The simple answer is yes but not in all circumstances. It is paramount and essential to obtain the prior consent of the data subject before proceeding to process the personal data of that subject unless it is
- necessary for the purpose of a contract to which the data subject is a party
- authorised or required by law
- to protect a legitimate interest of the data subject
- necessary for the proper performance of a statutory duty; or
- necessary to pursue the legitimate interest of the data controller or a third party to whom the data is supplied.
How should the data be collected?
Ordinarily, personal data ought to be collected directly from the data subject and not from any other source. The permitted instances where the data may be collected from a different source are, among others, wherethe data is contained in a public record, the data subject has deliberately made the data public, the data subject has consented to the collection of the information from another source, or the collection of the data from another source is not likely to prejudice a legitimate interest of the data subject.
In collecting data from data subjects, the data controller must ensure that the data subject is aware of the nature of the data being collected,the name and address of the person responsible for the collection,the purpose for which the data is required for collection,whether or not the supply of the data by the data subject is discretionary or mandatory,the consequences of failure to provide the data,the authorised requirement for the collection of the information or the requirement by law for its collection,the recipients of the data,the nature or category of the data, and the existence of the right of access to and the right to request rectification of the data collected before the collection.
However, these requirements shall not apply in certain instances which are listed as follows:
- avoid the compromise of the law enforcement power of a public body responsible for the prevention, detection, investigation, prosecution or punishment of an offence
- for the enforcement of a law which imposes a pecuniary penalty
- for the enforcement of legislation which concerns revenue collection
- for the preparation or conduct of proceedings before a court or tribunal that have been commenced or are reasonably contemplated
- for the protection of national security
- to avoid the prejudice of a lawful purpose
- to ensure that the data cannot be used in a form in which the data subject is identified, or
- because the data is to be used for historical, statistical or research purposes.

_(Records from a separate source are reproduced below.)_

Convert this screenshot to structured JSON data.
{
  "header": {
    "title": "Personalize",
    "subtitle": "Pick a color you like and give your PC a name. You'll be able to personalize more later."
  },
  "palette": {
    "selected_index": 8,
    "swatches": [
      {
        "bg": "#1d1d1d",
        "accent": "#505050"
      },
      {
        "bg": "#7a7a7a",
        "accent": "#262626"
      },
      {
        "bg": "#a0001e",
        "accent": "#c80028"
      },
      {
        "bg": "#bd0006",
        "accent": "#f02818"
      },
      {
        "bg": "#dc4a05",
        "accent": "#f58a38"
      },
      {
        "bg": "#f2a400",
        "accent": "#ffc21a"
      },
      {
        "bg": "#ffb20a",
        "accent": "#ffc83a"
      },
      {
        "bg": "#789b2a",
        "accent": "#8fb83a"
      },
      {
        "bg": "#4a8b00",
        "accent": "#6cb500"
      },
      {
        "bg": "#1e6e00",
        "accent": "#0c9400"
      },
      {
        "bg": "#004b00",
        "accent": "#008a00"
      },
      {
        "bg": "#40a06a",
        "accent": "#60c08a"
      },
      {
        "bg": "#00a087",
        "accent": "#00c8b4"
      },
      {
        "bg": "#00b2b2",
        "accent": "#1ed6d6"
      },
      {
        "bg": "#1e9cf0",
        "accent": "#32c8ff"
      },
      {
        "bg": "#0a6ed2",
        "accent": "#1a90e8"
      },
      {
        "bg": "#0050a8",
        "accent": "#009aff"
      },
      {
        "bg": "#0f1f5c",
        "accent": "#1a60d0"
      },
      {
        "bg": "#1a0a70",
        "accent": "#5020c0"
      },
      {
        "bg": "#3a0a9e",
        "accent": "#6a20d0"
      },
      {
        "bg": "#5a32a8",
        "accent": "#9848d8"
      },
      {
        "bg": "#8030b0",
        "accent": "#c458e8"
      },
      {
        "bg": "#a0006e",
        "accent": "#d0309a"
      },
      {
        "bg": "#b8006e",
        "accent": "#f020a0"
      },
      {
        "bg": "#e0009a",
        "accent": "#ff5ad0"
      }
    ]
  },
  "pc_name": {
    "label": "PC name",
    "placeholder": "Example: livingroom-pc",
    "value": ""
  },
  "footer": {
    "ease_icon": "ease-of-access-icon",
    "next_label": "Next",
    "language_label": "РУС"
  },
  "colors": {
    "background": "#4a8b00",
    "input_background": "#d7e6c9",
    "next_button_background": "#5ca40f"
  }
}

Registration of data controller
The Data Protection Act mandates the registration of any data controller who intends to process personal data to register with the Data Protection Commission.
It is an offence for a data controller to process data without registering with the Data Protection Commission which is punishable either by a fine or imprisonment or both.
Are there any remedies for failing to comply with the provisions of the Act?
Section 43 provides that where an individual suffers damage or distress through the contravention by a data controller of the requirements of this Act, that individual is entitled to compensation from the data controller for the damage or distress.
Data Controllers are therefore to be minded of violating the provisions of the Data Protection Act.
Conclusion
The enactment of the Data Protection Act is a step in the right direction to getting companies and individuals to participate in the protection of the fundamental human rights of citizens and individuals across the globe. This provides some form of safety and assurance that individuals can live with some degree of comfort knowing that their privacy rights are protected.
The content of this article is intended to provide a general guide to the subject matter. Specialist advice should be sought about your specific circumstances.